Si tienes un MacBook, ya sea nuevo, o más antiguo, puede que hayas sufrido este problema sin conocer el motivo. Y es que, se habría descubierto un fallo que provoca problemas en estos dispositivos tras 49 días de uso continuado, es decir, sin reiniciar el ordenador.
Puede que te parezca algo difícil de que ocurra, sin embargo, al ser tan cómodo suspender un MacBook, solamente cerrando la tapa, hay millones de usuarios que nunca lo apagan o reinician, y son los que habrían visto cómo, obligatoriamente, lo deberían hacer transcurrido ese tiempo, debido al error.
Bug en MacBook tras mucho tiempo encendido
Lo más llamativo de este problema es que no tiene nada que ver con que el portátil sea antiguo o esté en mal estado. Puede ocurrir igual en un equipo nuevo.
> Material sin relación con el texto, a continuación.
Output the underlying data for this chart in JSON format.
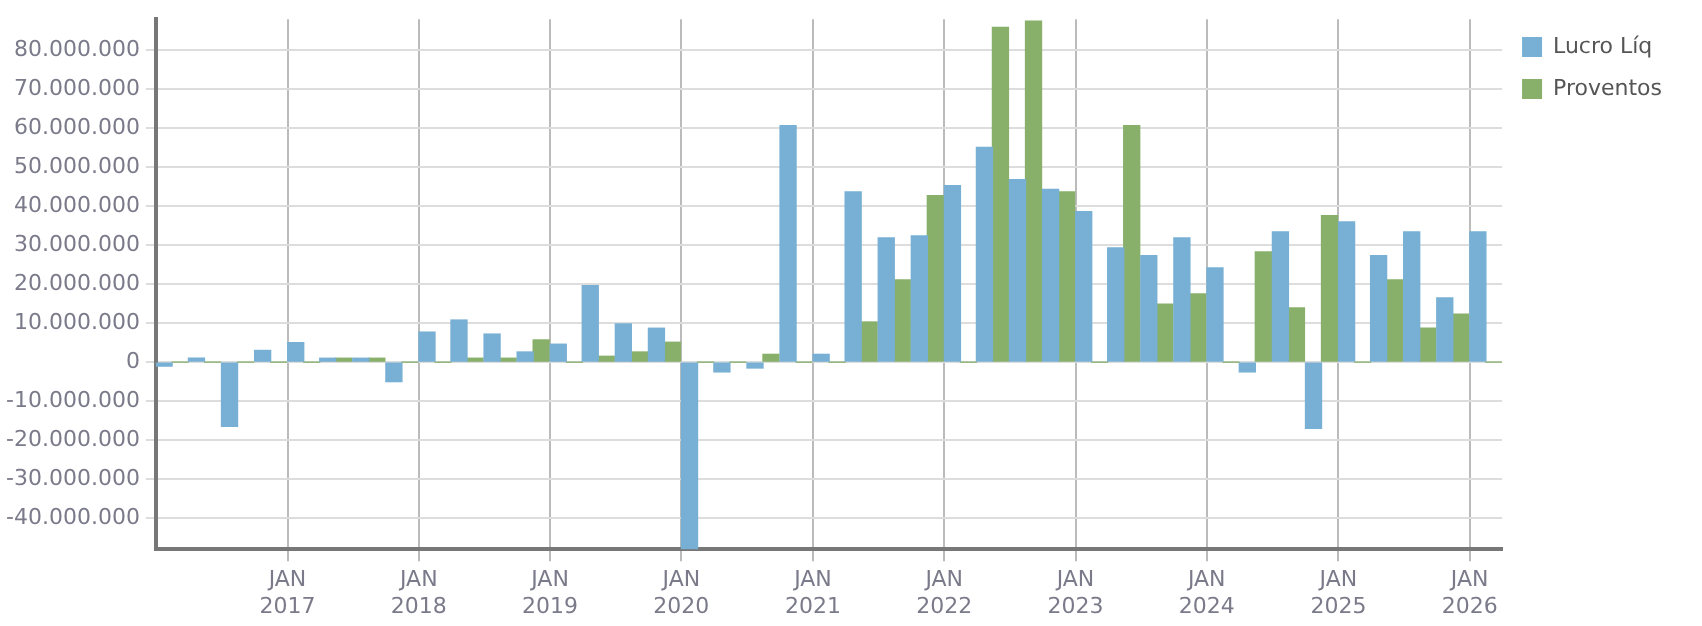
{
  "chart_data": {
    "type": "bar",
    "x": [
      "2016-02-15",
      "2016-05-15",
      "2016-08-15",
      "2016-11-15",
      "2017-02-15",
      "2017-05-15",
      "2017-08-15",
      "2017-11-15",
      "2018-02-15",
      "2018-05-15",
      "2018-08-15",
      "2018-11-15",
      "2019-02-15",
      "2019-05-15",
      "2019-08-15",
      "2019-11-15",
      "2020-02-15",
      "2020-05-15",
      "2020-08-15",
      "2020-11-15",
      "2021-02-15",
      "2021-05-15",
      "2021-08-15",
      "2021-11-15",
      "2022-02-15",
      "2022-05-15",
      "2022-08-15",
      "2022-11-15",
      "2023-02-15",
      "2023-05-15",
      "2023-08-15",
      "2023-11-15",
      "2024-02-15",
      "2024-05-15",
      "2024-08-15",
      "2024-11-15",
      "2025-02-15",
      "2025-05-15",
      "2025-08-15",
      "2025-11-15",
      "2026-02-15"
    ],
    "series": [
      {
        "name": "Lucro Líq",
        "color": "#77b0d4",
        "values": [
          -1000000,
          1000000,
          -16500000,
          3000000,
          5000000,
          1000000,
          1000000,
          -5000000,
          7700000,
          10800000,
          7200000,
          2600000,
          4600000,
          19600000,
          9800000,
          8700000,
          -48000000,
          -2500000,
          -1500000,
          60700000,
          2000000,
          43700000,
          31900000,
          32400000,
          45300000,
          55100000,
          46800000,
          44300000,
          38600000,
          29300000,
          27300000,
          31900000,
          24200000,
          -2500000,
          33400000,
          -17000000,
          36000000,
          27300000,
          33400000,
          16500000,
          33400000
        ]
      },
      {
        "name": "Proventos",
        "color": "#88b06a",
        "values": [
          0,
          0,
          0,
          0,
          0,
          1000000,
          1000000,
          0,
          0,
          1000000,
          1000000,
          5700000,
          0,
          1500000,
          2600000,
          5100000,
          0,
          0,
          2000000,
          0,
          0,
          10300000,
          21100000,
          42700000,
          0,
          85900000,
          87500000,
          43700000,
          0,
          60700000,
          14900000,
          17500000,
          0,
          28300000,
          13900000,
          37600000,
          0,
          21100000,
          8700000,
          12300000,
          0
        ]
      }
    ],
    "xlim": [
      "2016-01",
      "2026-04"
    ],
    "xticks": [
      {
        "value": "2017-01",
        "label": "JAN 2017"
      },
      {
        "value": "2018-01",
        "label": "JAN 2018"
      },
      {
        "value": "2019-01",
        "label": "JAN 2019"
      },
      {
        "value": "2020-01",
        "label": "JAN 2020"
      },
      {
        "value": "2021-01",
        "label": "JAN 2021"
      },
      {
        "value": "2022-01",
        "label": "JAN 2022"
      },
      {
        "value": "2023-01",
        "label": "JAN 2023"
      },
      {
        "value": "2024-01",
        "label": "JAN 2024"
      },
      {
        "value": "2025-01",
        "label": "JAN 2025"
      },
      {
        "value": "2026-01",
        "label": "JAN 2026"
      }
    ],
    "ylim": [
      -48000000,
      88000000
    ],
    "yticks": [
      {
        "value": -40000000,
        "label": "-40.000.000"
      },
      {
        "value": -30000000,
        "label": "-30.000.000"
      },
      {
        "value": -20000000,
        "label": "-20.000.000"
      },
      {
        "value": -10000000,
        "label": "-10.000.000"
      },
      0,
      {
        "value": 10000000,
        "label": "10.000.000"
      },
      {
        "value": 20000000,
        "label": "20.000.000"
      },
      {
        "value": 30000000,
        "label": "30.000.000"
      },
      {
        "value": 40000000,
        "label": "40.000.000"
      },
      {
        "value": 50000000,
        "label": "50.000.000"
      },
      {
        "value": 60000000,
        "label": "60.000.000"
      },
      {
        "value": 70000000,
        "label": "70.000.000"
      },
      {
        "value": 80000000,
        "label": "80.000.000"
      }
    ],
    "grid": true,
    "legend": "top right"
  }
}
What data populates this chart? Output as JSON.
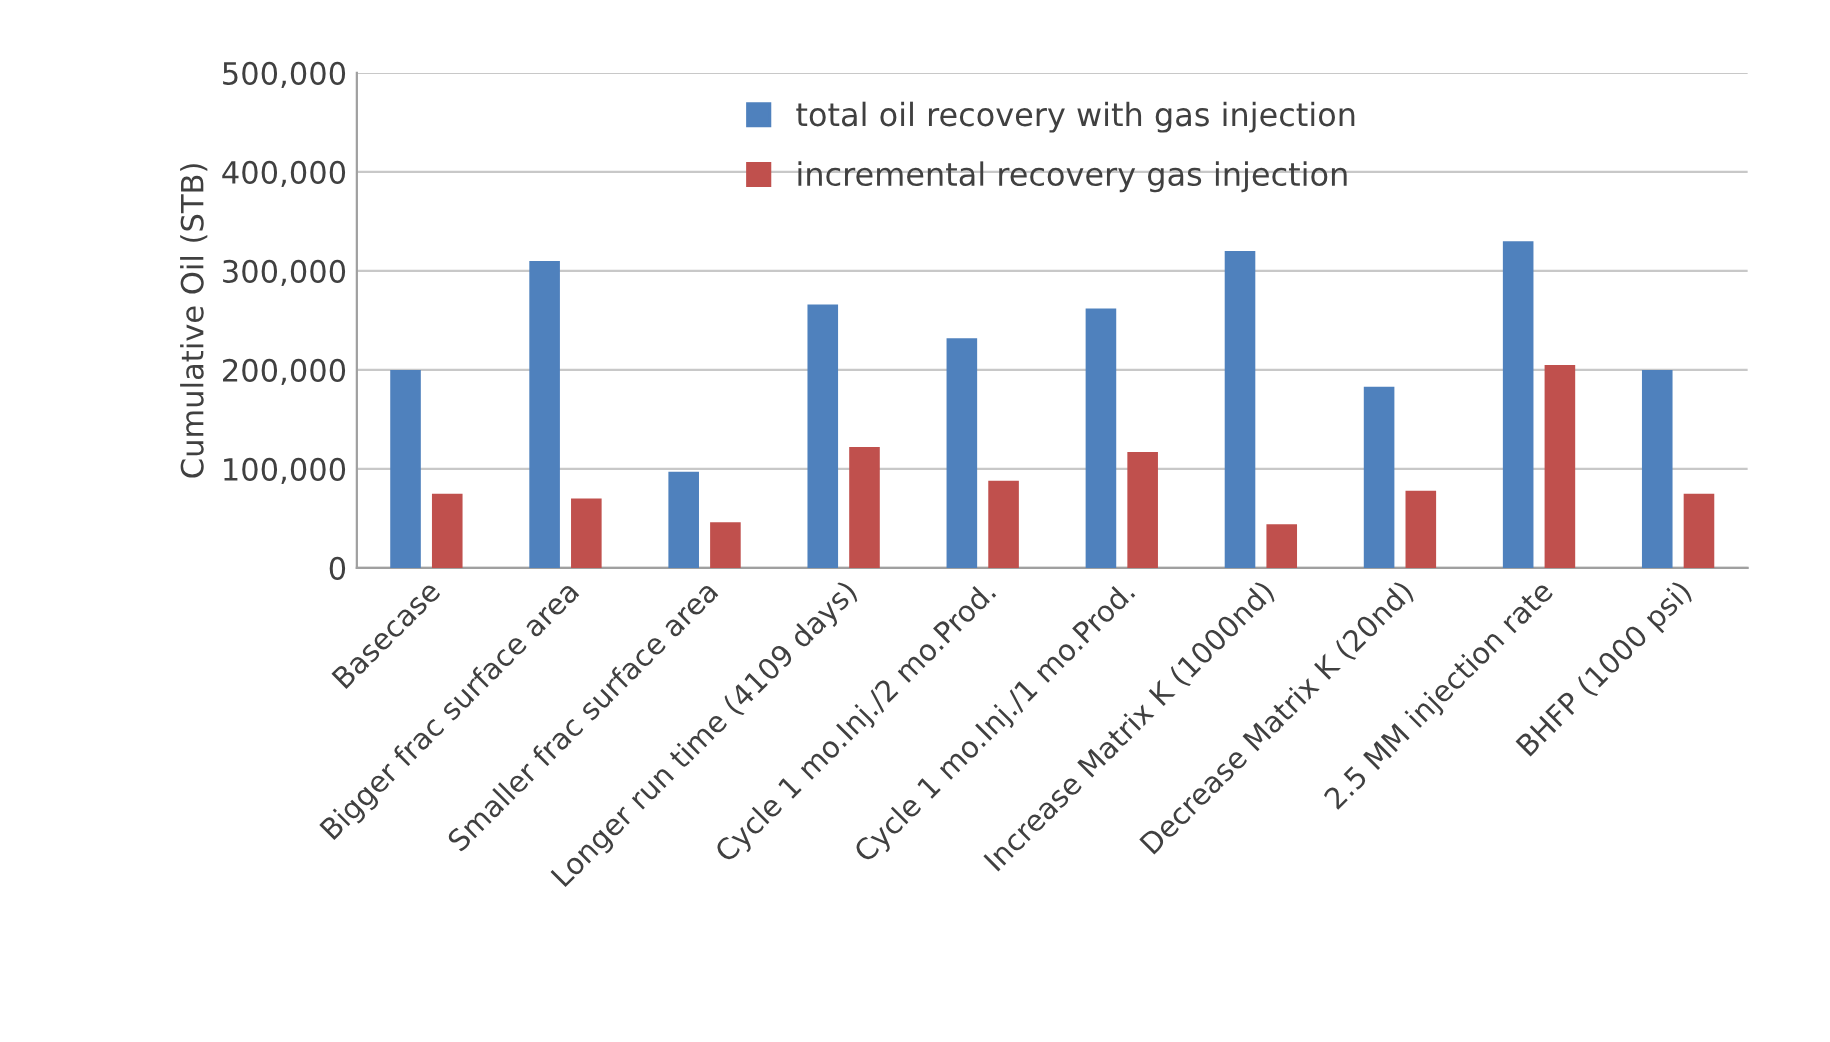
{
  "chart_data": {
    "type": "bar",
    "ylabel": "Cumulative Oil (STB)",
    "categories": [
      "Basecase",
      "Bigger frac surface area",
      "Smaller frac surface area",
      "Longer run time (4109 days)",
      "Cycle 1 mo.Inj./2 mo.Prod.",
      "Cycle 1 mo.Inj./1 mo.Prod.",
      "Increase Matrix K (1000nd)",
      "Decrease Matrix K (20nd)",
      "2.5 MM injection rate",
      "BHFP (1000 psi)"
    ],
    "series": [
      {
        "name": "total oil recovery with gas injection",
        "color": "#4f81bd",
        "values": [
          200000,
          310000,
          97000,
          266000,
          232000,
          262000,
          320000,
          183000,
          330000,
          200000
        ]
      },
      {
        "name": "incremental recovery gas injection",
        "color": "#c0504d",
        "values": [
          75000,
          70000,
          46000,
          122000,
          88000,
          117000,
          44000,
          78000,
          205000,
          75000
        ]
      }
    ],
    "ylim": [
      0,
      500000
    ],
    "yticks": [
      {
        "value": 0,
        "label": "0"
      },
      {
        "value": 100000,
        "label": "100,000"
      },
      {
        "value": 200000,
        "label": "200,000"
      },
      {
        "value": 300000,
        "label": "300,000"
      },
      {
        "value": 400000,
        "label": "400,000"
      },
      {
        "value": 500000,
        "label": "500,000"
      }
    ],
    "grid": "y",
    "legend": "top"
  }
}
Todo apunta a algo interno de macOS: un contador que registra el tiempo que el sistema lleva funcionando sin reiniciarse.
Ese contador tiene un límite, y cuando se alcanzan exactamente los 49 días, 17 horas, 2 minutos y 47 segundos, es cuando empiezan los fallos. No es algo que el usuario vea directamente, pero el sistema deja de gestionar bien ciertos procesos, especialmente los relacionados con la red.
Esto se traduce en muchos problemas, como ciertas aplicaciones que dependen de internet, las cuales empiezan a fallar sin motivo claro, páginas que no cargan correctamente o servicios que se quedan bloqueados. A simple vista parece un problema de conexión o incluso del propio router, pero en realidad viene del propio equipo. Si te quedas sin internet por unos segundos, o ves que el icono del WiFi desaparece, no es que el router esté fallando, ya que en otro dispositivo no notarás esa caída de conexión, y todo viene del sistema de macOS.
Tiene bastante sentido si se piensa en cómo usamos hoy un portátil. Mucha gente no lo apaga nunca. Se cierra la tapa, entra en reposo y, al abrirlo, todo sigue igual. Es cómodo y rápido, pero también hace que el sistema pueda estar activo durante semanas, o incluso meses, sin reiniciarse, sobre todo si no somos de instalar actualizaciones, donde ya conseguiríamos ese reset del contador.

Y ahí es donde aparece el problema. Cuando se supera ese límite, el comportamiento del equipo empieza a volverse errático. No es un fallo evidente, sino una suma de pequeños detalles que acaban afectando a la experiencia y dándote a entender que el MacBook funciona mal, cuando no es un problema de hardware.